Precision medicine aims to individualise therapeutic interventions, based on OMICS data such as genomics, proteomics, metabolomics etc’, profiling together with histopathological insights to the type, stage, and the grade of the disease, as well as on the potential response of a particular patient to a particular treatment regimen. With next generation sequencing technologies, it is now possible to identify all germline variants of an individual at an affordable cost and thus paving the way for clinicians to provide healthcare from an individual perspective. However, the data that correlate specific disease type, response to specific treatment, and adverse effects as a result of the treatment, are slow to come. There are also critical voices warning us of getting lost in Big Data and advocating a stronger role of physiological models and phenotypic data in drug R&D. Another dimension of this debate is related to the way many companies manage their precision medicine processes and strategies for developing a more agile approach in the field.

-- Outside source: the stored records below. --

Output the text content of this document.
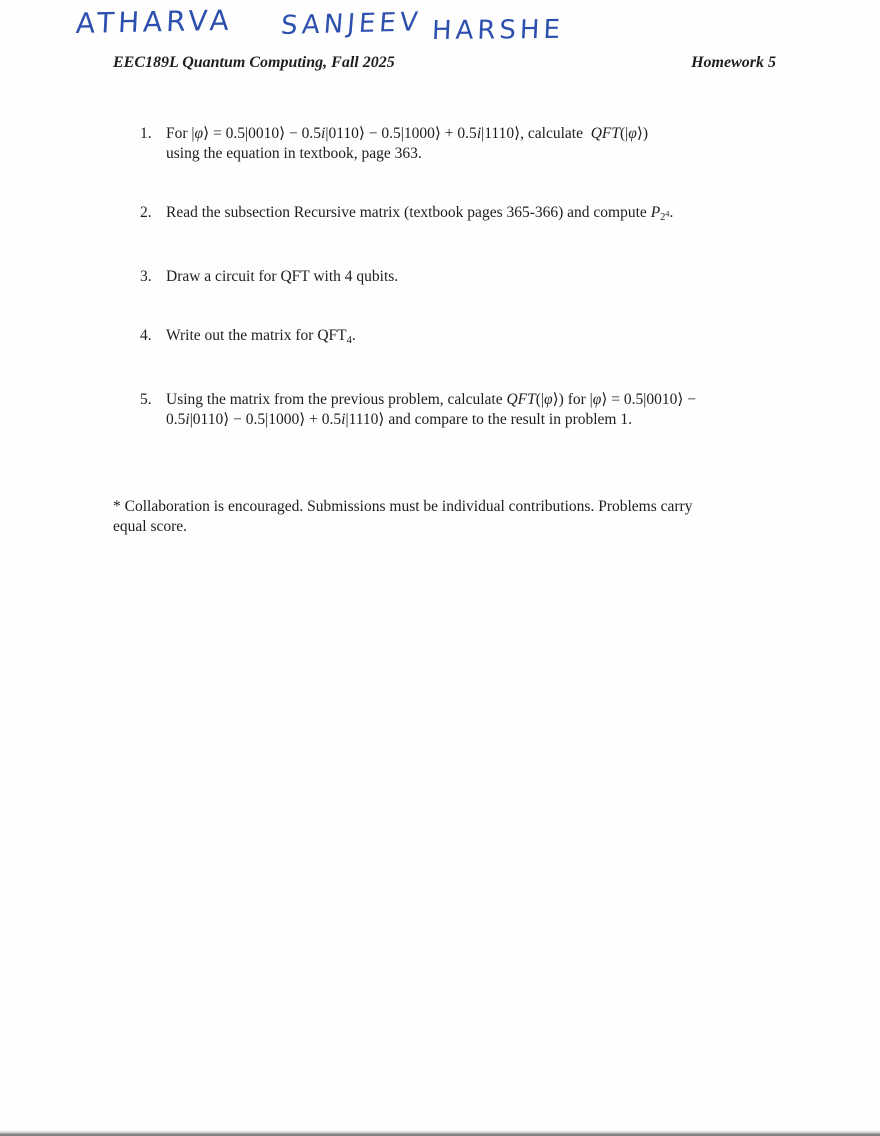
ATHARVA SANJEEV HARSHE
EEC189L Quantum Computing, Fall 2025	Homework 5
1. For |φ⟩ = 0.5|0010⟩ − 0.5i|0110⟩ − 0.5|1000⟩ + 0.5i|1110⟩, calculate  QFT(|φ⟩)
using the equation in textbook, page 363.
2. Read the subsection Recursive matrix (textbook pages 365-366) and compute P24.
3. Draw a circuit for QFT with 4 qubits.
4. Write out the matrix for QFT4.
5. Using the matrix from the previous problem, calculate QFT(|φ⟩) for |φ⟩ = 0.5|0010⟩ −
0.5i|0110⟩ − 0.5|1000⟩ + 0.5i|1110⟩ and compare to the result in problem 1.
* Collaboration is encouraged. Submissions must be individual contributions. Problems carry
equal score.
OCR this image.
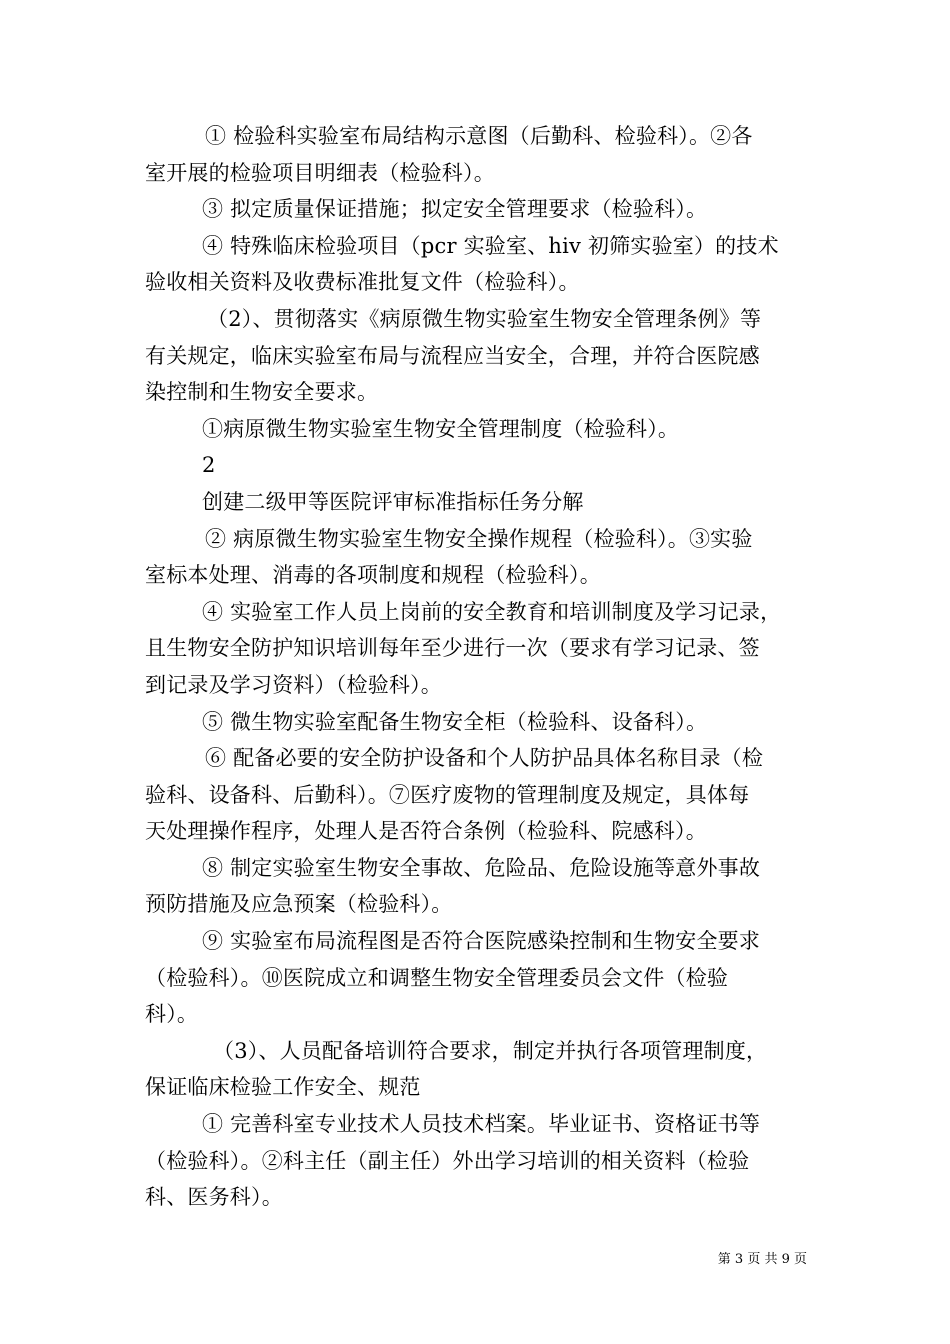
① 检验科实验室布局结构示意图（后勤科、检验科）。②各
室开展的检验项目明细表（检验科）。
③ 拟定质量保证措施；拟定安全管理要求（检验科）。
④ 特殊临床检验项目（pcr 实验室、hiv 初筛实验室）的技术
验收相关资料及收费标准批复文件（检验科）。
（2）、贯彻落实《病原微生物实验室生物安全管理条例》等
有关规定，临床实验室布局与流程应当安全，合理，并符合医院感
染控制和生物安全要求。
①病原微生物实验室生物安全管理制度（检验科）。
2
创建二级甲等医院评审标准指标任务分解
② 病原微生物实验室生物安全操作规程（检验科）。③实验
室标本处理、消毒的各项制度和规程（检验科）。
④ 实验室工作人员上岗前的安全教育和培训制度及学习记录，
且生物安全防护知识培训每年至少进行一次（要求有学习记录、签
到记录及学习资料）（检验科）。
⑤ 微生物实验室配备生物安全柜（检验科、设备科）。
⑥ 配备必要的安全防护设备和个人防护品具体名称目录（检
验科、设备科、后勤科）。⑦医疗废物的管理制度及规定，具体每
天处理操作程序，处理人是否符合条例（检验科、院感科）。
⑧ 制定实验室生物安全事故、危险品、危险设施等意外事故
预防措施及应急预案（检验科）。
⑨ 实验室布局流程图是否符合医院感染控制和生物安全要求
（检验科）。⑩医院成立和调整生物安全管理委员会文件（检验
科）。
（3）、人员配备培训符合要求，制定并执行各项管理制度，
保证临床检验工作安全、规范
① 完善科室专业技术人员技术档案。毕业证书、资格证书等
（检验科）。②科主任（副主任）外出学习培训的相关资料（检验
科、医务科）。
第 3 页 共 9 页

The summit on “Controversies in Precision Medicine: where do we stand in drug development”, under the leadership of Professor Dan Peer, Director of Tel Aviv University Cancer Biology Research Center and Translational Medicine, will explore these debates and facilitate discussions on future ways to increase the productivity of biopharmaceutical and clinical innovation.
The event design includes engaging debates, panels and roundtable discussions to foster interaction between participants and stimulate them to search for solutions to the real challenges and opportunities in the industry that will enable change.